Renal medullary carcinoma (rmCA) is a rare RCC subtype with approximately 200 described cases, predominantly in Blacks and associated with sickle cell trait or other hemoglobinopathies. These highly aggressive tumors occur mostly in young adults and have metastasized at time point of diagnosis in the majority of cases (Holger Moch et al. 2016).

Macroscopy

rmCA is a solid tumor located centrally on the renal medulla, is poorly circumscribed, and has as grayish/white cut surface (Holger Moch et al. 2016).

Histopathology, Immunohistochemistry, and Molecular Pathology and Their Relevance for Prognosis

rmCA shares pathologic characteristics with collecting duct carcinoma and urothelial carcinoma. Histological characteristics are features corresponding to high-grade adenocarcinoma histology including tubular, glandular, and tubulopapillary patterns with necrosis, inflammation, and desmoplasia. Tumor cells harbor prominent atypia and intracytoplasmic mucin. Stroma often appears myxoid in association with microabscesses and inflammatory infiltrates (Holger Moch et al. 2016).

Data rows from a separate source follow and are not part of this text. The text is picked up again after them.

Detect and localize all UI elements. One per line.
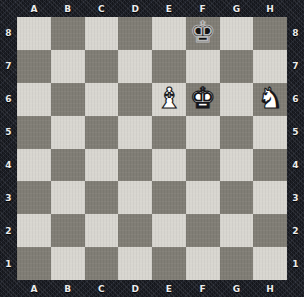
square-d4[interactable] bbox=[118, 149, 152, 182]
square-b3[interactable] bbox=[51, 181, 85, 214]
square-h4[interactable] bbox=[253, 149, 287, 182]
square-g1[interactable] bbox=[220, 247, 254, 280]
square-e6[interactable]: ♝ bbox=[152, 83, 186, 116]
rank-label-left-6: 6 bbox=[0, 83, 17, 116]
square-g5[interactable] bbox=[220, 116, 254, 149]
square-e1[interactable] bbox=[152, 247, 186, 280]
square-c3[interactable] bbox=[85, 181, 119, 214]
rank-label-left-7: 7 bbox=[0, 50, 17, 83]
file-label-bottom-F: F bbox=[186, 280, 220, 297]
file-label-bottom-D: D bbox=[118, 280, 152, 297]
square-h2[interactable] bbox=[253, 214, 287, 247]
rank-label-left-2: 2 bbox=[0, 214, 17, 247]
square-f5[interactable] bbox=[186, 116, 220, 149]
file-label-bottom-C: C bbox=[85, 280, 119, 297]
square-d3[interactable] bbox=[118, 181, 152, 214]
chess-board: ♚♝♚♞ bbox=[17, 17, 287, 280]
square-f4[interactable] bbox=[186, 149, 220, 182]
file-label-bottom-A: A bbox=[17, 280, 51, 297]
square-h6[interactable]: ♞ bbox=[253, 83, 287, 116]
file-label-top-H: H bbox=[253, 0, 287, 17]
square-b4[interactable] bbox=[51, 149, 85, 182]
square-h7[interactable] bbox=[253, 50, 287, 83]
square-e5[interactable] bbox=[152, 116, 186, 149]
rank-label-right-5: 5 bbox=[287, 116, 304, 149]
square-d8[interactable] bbox=[118, 17, 152, 50]
square-b7[interactable] bbox=[51, 50, 85, 83]
square-b5[interactable] bbox=[51, 116, 85, 149]
file-label-bottom-G: G bbox=[220, 280, 254, 297]
square-d5[interactable] bbox=[118, 116, 152, 149]
square-c6[interactable] bbox=[85, 83, 119, 116]
square-a7[interactable] bbox=[17, 50, 51, 83]
square-g2[interactable] bbox=[220, 214, 254, 247]
rank-label-right-6: 6 bbox=[287, 83, 304, 116]
rank-labels-left: 87654321 bbox=[0, 17, 17, 280]
square-c1[interactable] bbox=[85, 247, 119, 280]
file-label-top-B: B bbox=[51, 0, 85, 17]
square-h5[interactable] bbox=[253, 116, 287, 149]
square-e7[interactable] bbox=[152, 50, 186, 83]
square-a4[interactable] bbox=[17, 149, 51, 182]
square-c2[interactable] bbox=[85, 214, 119, 247]
chess-board-window: ABCDEFGH ABCDEFGH 87654321 87654321 ♚♝♚♞ bbox=[0, 0, 304, 297]
square-b8[interactable] bbox=[51, 17, 85, 50]
square-b6[interactable] bbox=[51, 83, 85, 116]
rank-label-right-4: 4 bbox=[287, 149, 304, 182]
square-a3[interactable] bbox=[17, 181, 51, 214]
rank-label-right-8: 8 bbox=[287, 17, 304, 50]
square-e3[interactable] bbox=[152, 181, 186, 214]
square-g3[interactable] bbox=[220, 181, 254, 214]
rank-label-right-2: 2 bbox=[287, 214, 304, 247]
square-a8[interactable] bbox=[17, 17, 51, 50]
square-f3[interactable] bbox=[186, 181, 220, 214]
file-label-bottom-E: E bbox=[152, 280, 186, 297]
square-f1[interactable] bbox=[186, 247, 220, 280]
square-h1[interactable] bbox=[253, 247, 287, 280]
rank-label-right-7: 7 bbox=[287, 50, 304, 83]
rank-label-left-4: 4 bbox=[0, 149, 17, 182]
square-d7[interactable] bbox=[118, 50, 152, 83]
square-a6[interactable] bbox=[17, 83, 51, 116]
rank-label-right-1: 1 bbox=[287, 247, 304, 280]
square-e2[interactable] bbox=[152, 214, 186, 247]
square-c8[interactable] bbox=[85, 17, 119, 50]
square-b1[interactable] bbox=[51, 247, 85, 280]
file-label-top-G: G bbox=[220, 0, 254, 17]
square-f7[interactable] bbox=[186, 50, 220, 83]
square-d1[interactable] bbox=[118, 247, 152, 280]
rank-labels-right: 87654321 bbox=[287, 17, 304, 280]
square-c4[interactable] bbox=[85, 149, 119, 182]
white-knight-h6[interactable]: ♞ bbox=[257, 84, 283, 113]
rank-label-left-1: 1 bbox=[0, 247, 17, 280]
square-b2[interactable] bbox=[51, 214, 85, 247]
square-g6[interactable] bbox=[220, 83, 254, 116]
file-label-top-D: D bbox=[118, 0, 152, 17]
black-king-f8[interactable]: ♚ bbox=[190, 18, 216, 47]
square-d2[interactable] bbox=[118, 214, 152, 247]
square-c5[interactable] bbox=[85, 116, 119, 149]
square-g8[interactable] bbox=[220, 17, 254, 50]
file-label-top-A: A bbox=[17, 0, 51, 17]
square-h8[interactable] bbox=[253, 17, 287, 50]
square-f8[interactable]: ♚ bbox=[186, 17, 220, 50]
square-e8[interactable] bbox=[152, 17, 186, 50]
square-e4[interactable] bbox=[152, 149, 186, 182]
file-label-bottom-H: H bbox=[253, 280, 287, 297]
square-c7[interactable] bbox=[85, 50, 119, 83]
square-g4[interactable] bbox=[220, 149, 254, 182]
white-bishop-e6[interactable]: ♝ bbox=[156, 84, 182, 113]
square-h3[interactable] bbox=[253, 181, 287, 214]
white-king-f6[interactable]: ♚ bbox=[190, 84, 216, 113]
square-f2[interactable] bbox=[186, 214, 220, 247]
square-g7[interactable] bbox=[220, 50, 254, 83]
rank-label-right-3: 3 bbox=[287, 181, 304, 214]
square-f6[interactable]: ♚ bbox=[186, 83, 220, 116]
file-label-bottom-B: B bbox=[51, 280, 85, 297]
file-labels-top: ABCDEFGH bbox=[17, 0, 287, 17]
file-labels-bottom: ABCDEFGH bbox=[17, 280, 287, 297]
file-label-top-E: E bbox=[152, 0, 186, 17]
rank-label-left-5: 5 bbox=[0, 116, 17, 149]
file-label-top-C: C bbox=[85, 0, 119, 17]
square-d6[interactable] bbox=[118, 83, 152, 116]
rank-label-left-3: 3 bbox=[0, 181, 17, 214]
square-a2[interactable] bbox=[17, 214, 51, 247]
square-a5[interactable] bbox=[17, 116, 51, 149]
rank-label-left-8: 8 bbox=[0, 17, 17, 50]
square-a1[interactable] bbox=[17, 247, 51, 280]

Tumor cells consistently express PAX8; in about 50%, tumor cells are positive for polyclonal carcinoembryonic antigen, CK7, and CAM5.2. The stem cell marker Oct3/4 is expressed in the majority of renal medullary carcinoma and used as diagnostic marker (Rao et al. 2012).

Development of rmCA is associated with genetic alterations of hypoxia-inducible factor, p53, and vascular endothelial growth factor reflecting the underlying pathophysiological role of the hypoxic microenvironment of the renal medulla.

As rmCA is generally associated with poor survival of patients and account for less than 1% of all renal tumors, there are no independent prognostic markers routinely used to predict survival of patients.

Emerging New Tumor Entities

The 2013 ISUP Vancouver classification of renal neoplasia established a category of emerging new entities which include (Holger Moch et al. 2016):

  • Thyroid-like follicular RCC

  • Succinate dehydrogenase B mutation-associated RCC

  • ALK rearrangement-associated RCC

  • RCC MiT angioleiomyomatous stroma

  • Oncocytic RCC occurring after neuroblastoma

To date, these emerging entities are not sufficiently characterized regarding morphology and molecular features. Additionally, due to rare case numbers and new definition of these subtypes, there are limited independent studies analyzing clinical course and outcome of patients. Thus, further studies are needed to characterize these new entities, to define diagnostic criteria and to increase knowledge about disease progression (Srigley et al. 2013). It remains uncertain if these tumors will be included as new entities in the WHO classification of tumors of the kidney.